Many of the SFO cases are brought outside of London and this is where Wright encountered one of the major issues to face her during her time as director.

‘One of the biggest problems I had was the diminishing numbers of police officers in fraud squads outside of London. It has really become an acute problem. There are very few police squads now dedicated to fraud and the ones that exist have decreased so much in size that they are practically non-viable.’

And the problem is scarcely better in the capital. ‘In the Met, the fraud squad has been rolled into a major crime unit, which means that if there is any other pressing criminal problem they will deploy fraud squad officers to investigate that. Once they are onto something like that it is very difficult to get them off if a fraud case comes up.’

This problem of getting the commitment from the police to take the issue of fraud seriously enough is accentuated by the way crime figures and targets are set.

‘It’s very expensive to investigate fraud and one case can take three or four years and if it’s successful, it only ends up as one cleared-up crime,’ says Wright. ‘If a drunk takes a car into a car park and hits 15 cars, that’s 15 cleared-up crimes. Now you tell me which one a police constable is going to put money behind.’
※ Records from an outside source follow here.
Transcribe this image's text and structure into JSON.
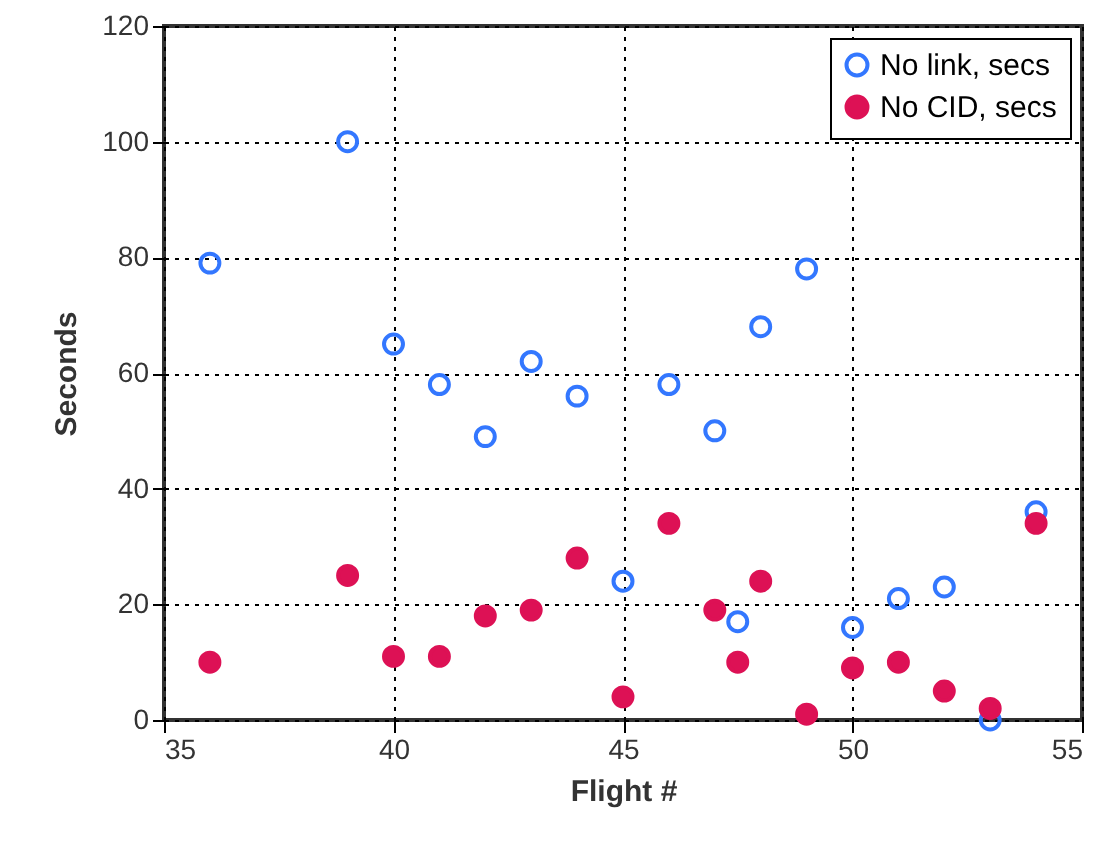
{
  "chart_data": {
    "type": "scatter",
    "xlabel": "Flight #",
    "ylabel": "Seconds",
    "xlim": [
      35,
      55
    ],
    "ylim": [
      0,
      120
    ],
    "xticks": [
      35,
      40,
      45,
      50,
      55
    ],
    "yticks": [
      0,
      20,
      40,
      60,
      80,
      100,
      120
    ],
    "grid": true,
    "legend": "top right",
    "marker": "circle",
    "x": [
      36,
      39,
      40,
      41,
      42,
      43,
      44,
      45,
      46,
      47,
      47.5,
      48,
      49,
      50,
      51,
      52,
      53,
      54
    ],
    "series": [
      {
        "name": "No link, secs",
        "color": "#3377ff",
        "values": [
          79,
          100,
          65,
          58,
          49,
          62,
          56,
          24,
          58,
          50,
          17,
          68,
          78,
          16,
          21,
          23,
          0,
          36
        ]
      },
      {
        "name": "No CID, secs",
        "color": "#dd1155",
        "values": [
          10,
          25,
          11,
          11,
          18,
          19,
          28,
          4,
          34,
          19,
          10,
          24,
          1,
          9,
          10,
          5,
          2,
          34
        ]
      }
    ]
  }
}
This was a huge frustration to Wright as trained police were needed for the SFO to function properly in the investigation of companies, raids, seizures and interviews.
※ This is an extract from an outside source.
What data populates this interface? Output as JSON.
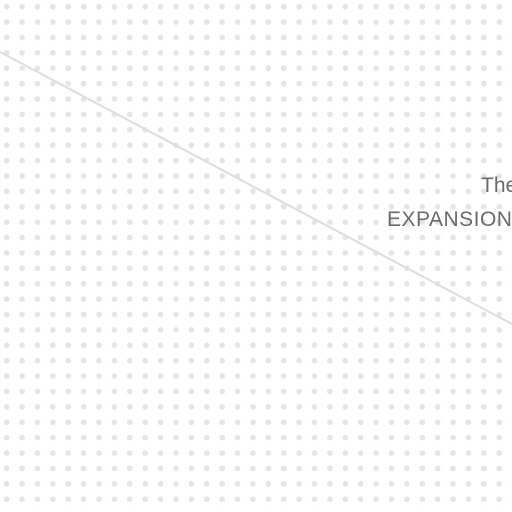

One thing Wright was happy about was the quality of accountants she had at her disposal both within and outside the body.

‘The quality of accountancy in the SFO is first class and recruiting (former Levy Gee partner) Stephen Low as head of accountancy at the SFO was one of my major triumphs,’ says Wright. ‘Also, the quality of external accounting we brought in is top rate.’
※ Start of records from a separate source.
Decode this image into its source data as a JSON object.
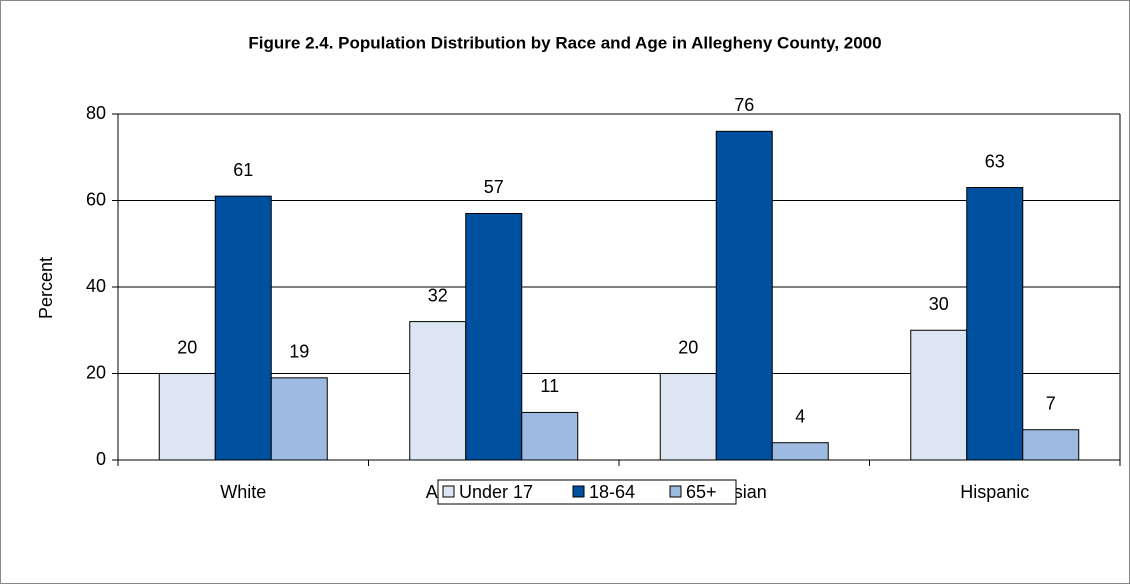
{
  "chart_data": {
    "type": "bar",
    "title": "Figure 2.4. Population Distribution by Race and Age in Allegheny County, 2000",
    "y_label": "Percent",
    "categories": [
      "White",
      "African American",
      "Asian",
      "Hispanic"
    ],
    "series": [
      {
        "name": "Under 17",
        "color": "#dce6f2",
        "values": [
          20,
          32,
          20,
          30
        ]
      },
      {
        "name": "18-64",
        "color": "#0050a0",
        "values": [
          61,
          57,
          76,
          63
        ]
      },
      {
        "name": "65+",
        "color": "#9dbbe0",
        "values": [
          19,
          11,
          4,
          7
        ]
      }
    ],
    "ylim": [
      0,
      80
    ],
    "yticks": [
      0,
      20,
      40,
      60,
      80
    ],
    "grid": true,
    "legend": "bottom"
  }
}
After six years as the head of the SFO, and a one-year extension to her contract, she decided to move on from a job that she describes as ‘intense’. However, within two weeks she had been invited to head up the Fraud Advisory Panel at the ICAEW, once again succeeding George Staple.

It is one of the 13 jobs she is currently involved in, not all of them paid. As well as being a non-executive director at the Office of Fair Trading she is on the legal services board at the Department of Trade & Industry, is chairman of the employee bar committee of the bar council and vice-chairman of a charity that teaches business ethics to sixth-formers.

This won’t take away from her responsibilities at the FAP, however. Since taking up the role, Wright has been involved in the publishing of a report on identity fraud and advising companies to set up databases of suspected or known frauds.

‘The panel draws the public’s attention to rising trends in fraud and dangers to everybody, but it also raises awareness among professions and business of where they may be vulnerable to fraud, how to protect themselves and how to go about being taken seriously when reporting it to the police,’ she says.

With the release of new money laundering regulations on the horizon it will also be focusing its efforts on helping accountants and other businesses to come to terms with the new laws. ‘We lay on seminars for accountants through the ICAEW, workshops and booklets and a website to help them understand their responsibilities,’ says Wright.

‘It is a huge new area and one accountants have to be particularly careful about. Solicitors have had the first cut of this and they are already licking their wounds. It’s not going to be an easy transition for anybody but the FAP is there to help, inform and educate.’